Among these horrific scenes of sexual assaults, Fr Balakian relates a scene of a true Christian courage of a young Armenian School girl.

“In a caravan of Armenian women and girls being taken to slaughter, a young unmarried Armenian girl of school age caught the eyes of a young Turkish youth. Wanting to save her from certain death, he proposed that she accept Islam and be with him. The Armenian girl replied insolently, “Instead of me becoming a Muslim, you become an Armenian and I will marry you.”

The Turk tried again to convince the beautiful Armenian schoolgirl to leave the caravan, but finding it impossible, he walked away. The Turkish butchers made her lie down on the ground, and after crushing the girl’s virgin chest under their knees and inflicting various tortures and abuses, they cut off her head like a sheep’s. Then they ravaged the lifeless body, cutting it to pieces. They couldn’t satisfy their vengefulness, provoked as they were by her courage in answering with such bold disrespect for the Muslim religion.

I think of this as an immortal episode in the martyrology of Armenian virgins; it even surpasses the 3rd century martyrdom of the virgins Hripsime and Gayane, which are celebrated by the Armenian Church.
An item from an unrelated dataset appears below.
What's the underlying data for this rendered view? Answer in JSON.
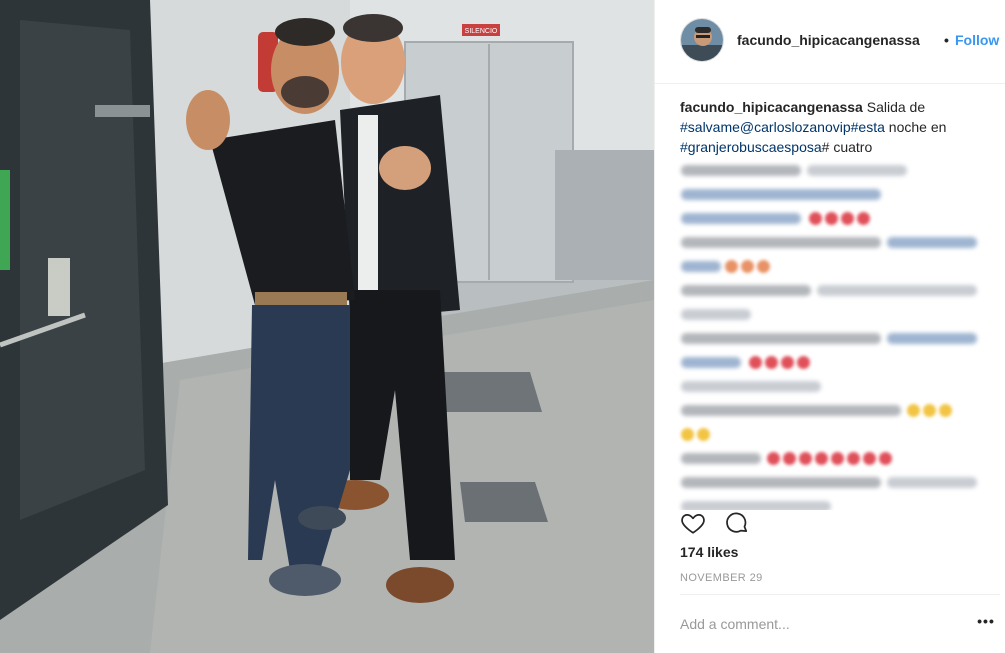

The killing of this girl is worthy of eternal commemoration and blessing, consecrated with sainthood by all future Armenian generations.”

Another moving scene of a true Christian teaching “love never fails” in action, by an Armenian nurse working in a hospital tending the wounds of a Muslim Turkish soldier. the soldier being agonized by the Christian love of this nurse more than his amputated legs saying

My sister, I don’t deserve your help. Let me die like a dog. If you knew what acts of barbarity I have committed upon Armenian women, you would run away from me. Yes, everybody gets what they’ve given. Now that my two legs have been cut off, I understand the meaning of this proverb.

Tragically, the Turkish government today spends millions of dollars annually in an effort to falsify the facts and reality of the Armenian Geno­cide, and while it has lured a few scholars into colluding with. its denial campaign, the mainstream scholarly world and many nation-states and political institutions have responded with moral redress at this state­ sponsored propaganda! Many readers will find that Armenian Golgotha, because of its intimacy with Turkish culture and the Anatolian landscape, will be another important text that tells the story of the eradication of the Armenians from inside Turkey and reveals Turkish denial as a continued assault on truth.